“My afflictions are too great!” Though we may not say this out loud, we probably often times think it, concerning whatever it is we are going through. Once we adopt this attitude it is easy to become turned in on ourselves and have a pity party. In fact, I would argue that this is man’s natural tendency as a fallen creature. We are self-centered and that self-centeredness manifests itself by dwelling on our own feelings. Our thoughts become about ourselves and not about God and neighbor. Once our thoughts are directed away from God and neighbor, we necessarily have a distorted view of the world. We misinterpret God’s actions towards us in providence and our neighbor’s actions towards us. God and neighbor now become “against us.” This is a frame of mind that needs correction.
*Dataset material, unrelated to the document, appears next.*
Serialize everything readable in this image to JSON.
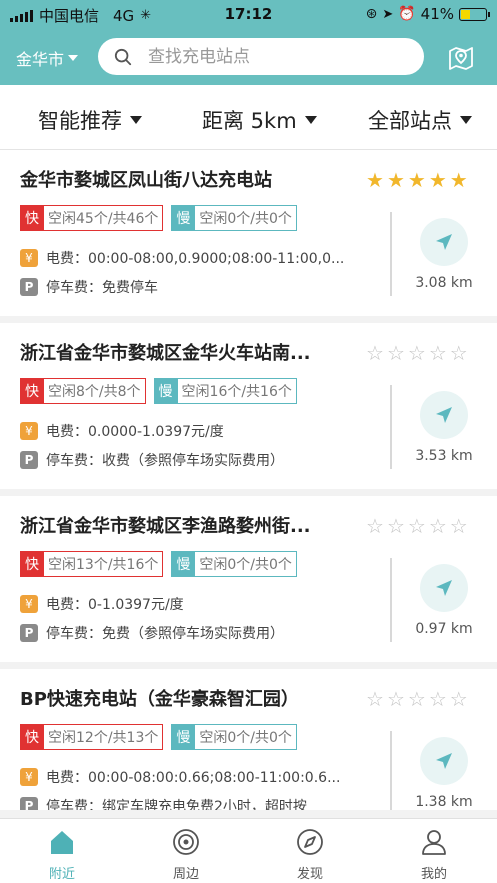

Jeremiah Burroughs wrote a book called The Rare Jewel of Christian Contentment, where he deals with changing this kind of attitude. He has several remedies for fostering contentment, but I want to focus on one. He states the complaint as follows:

Oh, but it is very great, my affliction is exceedingly great,’ says someone, ‘and however you say we must be contented, you may say so who do not feel such great afflictions, but if you felt my affliction, which I feel, you would think it hard to bear and be content.

To that I answer:

1. Let it be as great an affliction as it will, it is not as great as your sin. He has punished you less than your sins.

2. It might have been a great deal more, you might have been in hell. And it is, if I remember, Bernard’s saying, "It is an easy matter to be oppressed than to perish." You might have been in hell, and therefore the greatness of the thing should not make you murmur, even grant it to be great.

3. It may be that it is greater because your heart murmurs so. Shackles upon a man’s legs, if his legs are sore, will pain him more. If the shoulder is sore, the burden is the greater. It is because your heart is so unsound that your affliction is great to you.

In a world where pop psychology dribbles from many pulpits, this advice sounds harsh. But dare I say that, contrary to historical revisionists, the Puritans were a much happier people than we!